Clinton Nwachukwu May 11, 2026 3 min read 559 words 396 views

Summary

The National Universities Commission has effectively brought Nigeria's HND to BSc conversion programmes to a halt with universities across the country now discontinuing top up schemes that hundreds of thousands of polytechnic graduates have relied upon to bridge the gap between their Higher National Diplomas and university degrees. Kwara State University, Malete, became the latest institution to announce discontinuation of its Top Up/HND Conversion programme from the 2025/2026 academic session, citing direct compliance with NUC regulations in a statement issued this week. The university confirmed the NUC would provide further directives on the status of students already enrolled in the programme leaving a significant number of ongoing participants in a state of regulatory limbo.

For years, it was the quiet workaround that kept a generation of polytechnic graduates moving forward. Not ideal. Not elegant. But it worked. You completed your HND, enrolled in a university top-up programme, spent two years bridging the gap, and walked away with a BSc that your employer would finally respect. Hundreds of thousands of Nigerians built careers on that pathway.
The NUC is closing it. And universities one by one are falling into line.
KWASU issued its notice with characteristic institutional caution: the decision is "in compliance with the regulations of the National Universities Commission," the statement said careful not to editorialize, careful not to assign blame, careful to let the regulator own the policy while the university simply delivers the consequence. It's the kind of language institutions use when they disagree with a directive but have no power to resist it. Whether KWASU disagrees or not, its top up programme is finished from this session.
It's the same pattern playing out across multiple institutions. The NUC's position on this has been consistent since at least October 2023, when its then-Acting Executive Secretary Chris Maiyaki publicly disavowed the NBTE's one year top up conversion scheme calling it a "ruse" and declaring the commission "not a party to, and indeed disavows" the arrangement. Maiyaki had been equally direct on the underlying legal reality: "Even though agitation continues to grow for the abolition of the dichotomy in Nigeria, there is, at the moment, no law that has removed the dichotomy between a university degree and the HND." That was 2023. Nothing has changed legislatively since then. And now the regulatory pressure is producing institutional results.
The background to this fight is long and genuinely painful.

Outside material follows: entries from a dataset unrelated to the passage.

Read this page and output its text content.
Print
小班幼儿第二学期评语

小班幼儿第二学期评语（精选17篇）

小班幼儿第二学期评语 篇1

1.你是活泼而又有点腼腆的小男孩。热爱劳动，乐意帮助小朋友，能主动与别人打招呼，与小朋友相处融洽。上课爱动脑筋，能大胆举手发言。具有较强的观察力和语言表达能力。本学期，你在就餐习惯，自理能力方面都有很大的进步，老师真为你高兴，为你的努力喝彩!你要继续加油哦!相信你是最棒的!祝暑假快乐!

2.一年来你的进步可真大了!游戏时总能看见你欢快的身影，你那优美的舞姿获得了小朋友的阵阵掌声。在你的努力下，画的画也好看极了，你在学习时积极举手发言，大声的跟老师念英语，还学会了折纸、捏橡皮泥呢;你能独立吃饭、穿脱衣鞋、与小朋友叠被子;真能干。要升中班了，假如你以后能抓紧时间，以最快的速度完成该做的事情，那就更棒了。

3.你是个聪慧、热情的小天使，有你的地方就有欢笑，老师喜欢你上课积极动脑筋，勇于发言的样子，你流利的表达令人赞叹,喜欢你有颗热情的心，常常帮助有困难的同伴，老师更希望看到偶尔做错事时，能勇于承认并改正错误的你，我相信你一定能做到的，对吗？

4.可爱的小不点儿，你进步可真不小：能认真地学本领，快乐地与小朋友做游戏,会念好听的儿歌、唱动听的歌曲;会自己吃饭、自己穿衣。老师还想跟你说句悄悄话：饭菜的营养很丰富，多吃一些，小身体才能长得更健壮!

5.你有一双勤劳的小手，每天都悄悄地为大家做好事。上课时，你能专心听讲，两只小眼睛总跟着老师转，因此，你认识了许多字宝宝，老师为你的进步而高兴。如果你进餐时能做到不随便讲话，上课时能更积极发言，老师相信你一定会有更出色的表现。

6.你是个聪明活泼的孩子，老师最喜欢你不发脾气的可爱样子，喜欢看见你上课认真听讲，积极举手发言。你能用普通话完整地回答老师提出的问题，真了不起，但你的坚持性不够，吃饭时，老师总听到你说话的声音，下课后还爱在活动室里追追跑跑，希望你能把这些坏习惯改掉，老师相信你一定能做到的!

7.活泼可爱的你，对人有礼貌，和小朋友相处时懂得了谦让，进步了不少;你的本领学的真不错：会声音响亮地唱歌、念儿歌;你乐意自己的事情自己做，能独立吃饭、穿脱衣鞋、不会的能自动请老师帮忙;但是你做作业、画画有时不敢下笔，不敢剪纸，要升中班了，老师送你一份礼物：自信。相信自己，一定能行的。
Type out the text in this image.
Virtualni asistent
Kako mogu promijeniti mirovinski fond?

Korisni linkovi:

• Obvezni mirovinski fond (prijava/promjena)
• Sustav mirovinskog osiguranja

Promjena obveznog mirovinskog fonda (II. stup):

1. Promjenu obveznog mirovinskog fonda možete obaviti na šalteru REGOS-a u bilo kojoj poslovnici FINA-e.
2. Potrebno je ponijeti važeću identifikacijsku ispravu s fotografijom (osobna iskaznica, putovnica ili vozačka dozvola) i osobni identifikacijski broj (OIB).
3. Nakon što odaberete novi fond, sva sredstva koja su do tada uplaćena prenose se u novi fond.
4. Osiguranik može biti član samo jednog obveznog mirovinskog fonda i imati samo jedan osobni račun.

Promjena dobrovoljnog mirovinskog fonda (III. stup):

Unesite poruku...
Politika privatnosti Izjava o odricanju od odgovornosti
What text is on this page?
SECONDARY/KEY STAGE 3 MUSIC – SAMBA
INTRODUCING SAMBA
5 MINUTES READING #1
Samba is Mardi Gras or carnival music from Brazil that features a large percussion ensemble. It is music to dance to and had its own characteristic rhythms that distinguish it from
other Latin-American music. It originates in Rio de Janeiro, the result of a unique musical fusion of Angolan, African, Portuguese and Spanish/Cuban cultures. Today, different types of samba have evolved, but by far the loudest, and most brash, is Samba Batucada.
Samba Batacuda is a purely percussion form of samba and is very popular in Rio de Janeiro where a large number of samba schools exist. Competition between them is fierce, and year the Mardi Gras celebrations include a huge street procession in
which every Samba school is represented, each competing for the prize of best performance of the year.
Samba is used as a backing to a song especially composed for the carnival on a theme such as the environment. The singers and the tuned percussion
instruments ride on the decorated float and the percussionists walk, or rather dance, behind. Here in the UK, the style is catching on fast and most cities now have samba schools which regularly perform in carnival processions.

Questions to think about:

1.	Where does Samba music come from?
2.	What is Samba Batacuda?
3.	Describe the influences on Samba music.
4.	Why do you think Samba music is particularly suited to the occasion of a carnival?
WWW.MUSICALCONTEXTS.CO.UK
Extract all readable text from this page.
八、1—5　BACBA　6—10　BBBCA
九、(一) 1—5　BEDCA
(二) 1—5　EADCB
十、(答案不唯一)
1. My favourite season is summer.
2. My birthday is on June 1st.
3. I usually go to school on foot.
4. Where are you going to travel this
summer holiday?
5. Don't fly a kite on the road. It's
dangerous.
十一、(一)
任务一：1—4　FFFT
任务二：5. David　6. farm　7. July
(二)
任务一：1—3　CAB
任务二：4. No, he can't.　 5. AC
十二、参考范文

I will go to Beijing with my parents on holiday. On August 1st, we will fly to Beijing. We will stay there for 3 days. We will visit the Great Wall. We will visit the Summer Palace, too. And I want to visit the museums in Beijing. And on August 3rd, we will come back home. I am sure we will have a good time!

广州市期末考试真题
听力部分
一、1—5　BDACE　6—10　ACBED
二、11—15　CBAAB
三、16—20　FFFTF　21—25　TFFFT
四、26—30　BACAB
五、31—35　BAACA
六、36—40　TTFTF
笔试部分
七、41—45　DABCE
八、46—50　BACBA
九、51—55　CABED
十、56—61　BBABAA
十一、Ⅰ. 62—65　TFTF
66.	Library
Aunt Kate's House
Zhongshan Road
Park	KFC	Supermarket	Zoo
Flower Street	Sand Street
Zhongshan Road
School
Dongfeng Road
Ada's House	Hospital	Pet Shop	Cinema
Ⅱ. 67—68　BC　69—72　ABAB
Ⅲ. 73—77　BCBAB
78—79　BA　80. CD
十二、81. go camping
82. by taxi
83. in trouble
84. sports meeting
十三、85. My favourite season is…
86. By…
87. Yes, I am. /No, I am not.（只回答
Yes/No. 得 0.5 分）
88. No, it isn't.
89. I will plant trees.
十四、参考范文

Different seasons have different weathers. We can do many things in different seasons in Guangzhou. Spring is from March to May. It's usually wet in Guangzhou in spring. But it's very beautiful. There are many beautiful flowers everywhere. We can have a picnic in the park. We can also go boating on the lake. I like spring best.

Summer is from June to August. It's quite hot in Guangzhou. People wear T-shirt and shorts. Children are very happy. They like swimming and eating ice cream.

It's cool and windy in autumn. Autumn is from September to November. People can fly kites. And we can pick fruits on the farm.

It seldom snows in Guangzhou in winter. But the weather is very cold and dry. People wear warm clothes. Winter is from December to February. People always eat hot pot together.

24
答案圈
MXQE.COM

The National Assembly passed a bill in 2021 to abolish and prohibit discrimination between BSc and HND holders in the same profession for the purpose of employment a bill that would have, in theory, made the entire conversion conversation unnecessary by equalising the two qualifications. Former President Muhammadu Buhari did not sign it before leaving office in May 2023. It gathered dust. The dichotomy remained. And HND holders, still shut out of senior civil service positions and higher postgraduate entry without a PGD, continued to pour into whatever conversion routes were available.
The NBTE, to its credit, tried to create an alternative. It introduced a one year top up programme using offshore credit transfer admissions through foreign accredited universities arguing that the admissions were made by foreign university senates, not by NBTE itself, and that the commission had no financial interest in the scheme. The NBTE's executive secretary Idris Bugaje went further writing directly to the Education Minister and urging that President Tinubu be convinced to sign the anti-dichotomy bill into law, describing it as the only lasting solution to a crisis that has disadvantaged polytechnic graduates for decades. That letter, as far as public record shows, produced no presidential action.
For students currently enrolled in conversion programmes at universities being wound down, the NUC has said it will provide directives on their status in due course. "In due course" is doing enormous work in that sentence. These are not prospective students who can simply choose another pathway. They are people mid programme, who enrolled in good faith, paid fees, sat exams, and are now waiting to find out whether any of it will count.

Analysis

The NUC is technically correct. There is no law in Nigeria that equates an HND with a BSc. The conversion programmes that universities have been running occupy a grey area useful, popular, and academically defensible, but not formally anchored in legislation. The commission is entitled, within its mandate, to regulate what universities offer. And it has exercised that entitlement. But being technically correct and being right are not always the same thing. And in this case, the gap between those two positions is filled by hundreds of thousands of Nigerian polytechnic graduates who made legitimate educational choices choosing a polytechnic over a university, for financial, geographical, or vocational reasons and who have spent years trying to navigate a qualification system that treats their credentials as inherently inferior. The NUC's enforcement of the dichotomy doesn't create that system. But it actively maintains it, in a country where the legislative fix has been sitting unsigned for over three years. The unanswered question is why. Why has the anti-dichotomy bill, passed in 2021 with clear legislative intent, not been signed? It costs nothing. It requires no budget allocation. It simply says that an HND holder and a BSc holder in the same field should not be discriminated against in employment. The Buhari administration didn't sign it. The Tinubu administration hasn't signed it either. And in the silence of those unsigned pages, the NUC continues enforcing a distinction that the National Assembly already tried to abolish. The KWASU notice is a small story. One university, one programme, one compliance letter. But it is a window into a policy environment that has consistently failed the segment of Nigeria's educated workforce that chose vocational and technical pathways not because they were less capable, but because polytechnics existed, the HND existed, and the government told them it was a legitimate route to professional life. Closing the conversion door without opening the legislative one isn't regulatory rigour. It's a trap. And the people stuck in it deserve better than a promise that directives will follow "in due course."